Does your business tend to have one-time customers, repeat business, or recurring business?
I was talking with a business owner recently and he indicated that a large percentage of his business is recurring. When I talked with him further I learned that what he really meant was that he had a high percentage of repeat business. Some people might think "isn't this the same thing?" No, it's not - there's a very important distinction.
Repeat business is when a customer returns and transacts business, but there is no real predictability of when they will be back or the amount that they will spend. For example, if I take my car to a certain car wash they may know that I'm a repeat customer - I may visit them roughly once every two weeks. However, they have no idea when I'm going to come for certain, whether I'll do a full wash and vacuum or just a wash, or even whether I'll ever come back and transact business with them again.
Recurring business, on the other hand, is when a customer buys the same product or service at pre-set intervals and will continue buying that same product or service on schedule until cancelled. An example of this would be a Netflix subscription. Every month at exactly the same time Netflix customers' credit cards are charged, and in return, get access to the company's on-line downloadable movie and TV show collection.
Because of the high level of predictability of revenue, recurring sales businesses tend to be far more attractive to business buyers than repeat or one-time sales business models. If you have a business that has either repeat business or one-time sales there are ways you can create a recurring revenue model that will make your business more attractive to a business buyer.
A few ideas on how this can be achieved:
Maintenance contracts. If you sell products or services that may require maintenance, perhaps consider selling a monthly recurring maintenance or service contract rather than relying on repeat business when the client needs service.
Lease, rent, or license rather than ownership. For some businesses having a contract for use rather than selling an item, may help lock in the customer longer-term while also producing a more level and predictable monthly revenue stream.
Different business model and value proposition. An example, of a business model that creates a more predictable stream of income can be found amongst primary care doctors. Have you heard of concierge medicine? Some primary care physicians have become tired of dealing with insurance company reimbursement, unpredictability of income, and administration of a complex billing system. So they developed concierge care, where a doctor will take on only a limited number of clients - but in exchange the clients pay the doctor a monthly or annual membership fee.
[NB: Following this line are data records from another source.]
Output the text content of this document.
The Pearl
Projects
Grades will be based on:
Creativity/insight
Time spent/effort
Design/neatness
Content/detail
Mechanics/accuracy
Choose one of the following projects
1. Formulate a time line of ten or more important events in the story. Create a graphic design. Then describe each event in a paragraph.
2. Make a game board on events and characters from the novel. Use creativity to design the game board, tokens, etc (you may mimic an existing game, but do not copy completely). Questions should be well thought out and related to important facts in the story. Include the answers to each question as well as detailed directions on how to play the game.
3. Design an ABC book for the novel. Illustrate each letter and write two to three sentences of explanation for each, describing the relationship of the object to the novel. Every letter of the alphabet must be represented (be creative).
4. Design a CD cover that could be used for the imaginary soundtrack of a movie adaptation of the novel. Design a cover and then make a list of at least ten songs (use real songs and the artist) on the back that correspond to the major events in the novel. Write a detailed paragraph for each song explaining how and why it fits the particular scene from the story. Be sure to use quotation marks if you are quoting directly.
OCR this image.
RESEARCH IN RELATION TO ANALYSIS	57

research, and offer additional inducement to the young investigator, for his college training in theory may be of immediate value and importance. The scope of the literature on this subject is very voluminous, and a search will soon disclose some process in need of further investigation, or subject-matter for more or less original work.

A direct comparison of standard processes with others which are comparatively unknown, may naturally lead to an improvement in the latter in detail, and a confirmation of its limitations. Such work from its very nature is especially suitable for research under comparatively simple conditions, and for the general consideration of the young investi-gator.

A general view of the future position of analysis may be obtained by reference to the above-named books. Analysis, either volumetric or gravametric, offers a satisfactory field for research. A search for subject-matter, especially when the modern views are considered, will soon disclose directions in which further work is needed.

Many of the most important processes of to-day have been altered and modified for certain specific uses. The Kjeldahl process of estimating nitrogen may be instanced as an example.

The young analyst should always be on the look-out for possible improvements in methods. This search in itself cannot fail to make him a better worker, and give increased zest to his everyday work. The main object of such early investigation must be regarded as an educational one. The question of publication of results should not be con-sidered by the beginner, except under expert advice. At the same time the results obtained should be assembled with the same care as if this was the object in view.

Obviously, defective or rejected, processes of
For general primary care issues, the doctor can take care of them. If a specialist is required, the primary care concierge doctor will help their client source and screen the right specialist, and help ensure that their client is receiving and understand the care provided by the specialist. The concierge client needs insurance to pay for the specialist, but because they are paying a subscription to the concierge doctor for primary care, they can be comfortable with a high deductible insurance plan. Perhaps there are similar tweaks to traditional business models that could be made in your industry.
For some businesses it may not be possible to set up a recurring revenue business model. Likewise, going from a repeat to recurring business model may not be practical. To the extent that a recurring revenue model can be established, though, it will be an attractive marketability factor when it's time to sell your business.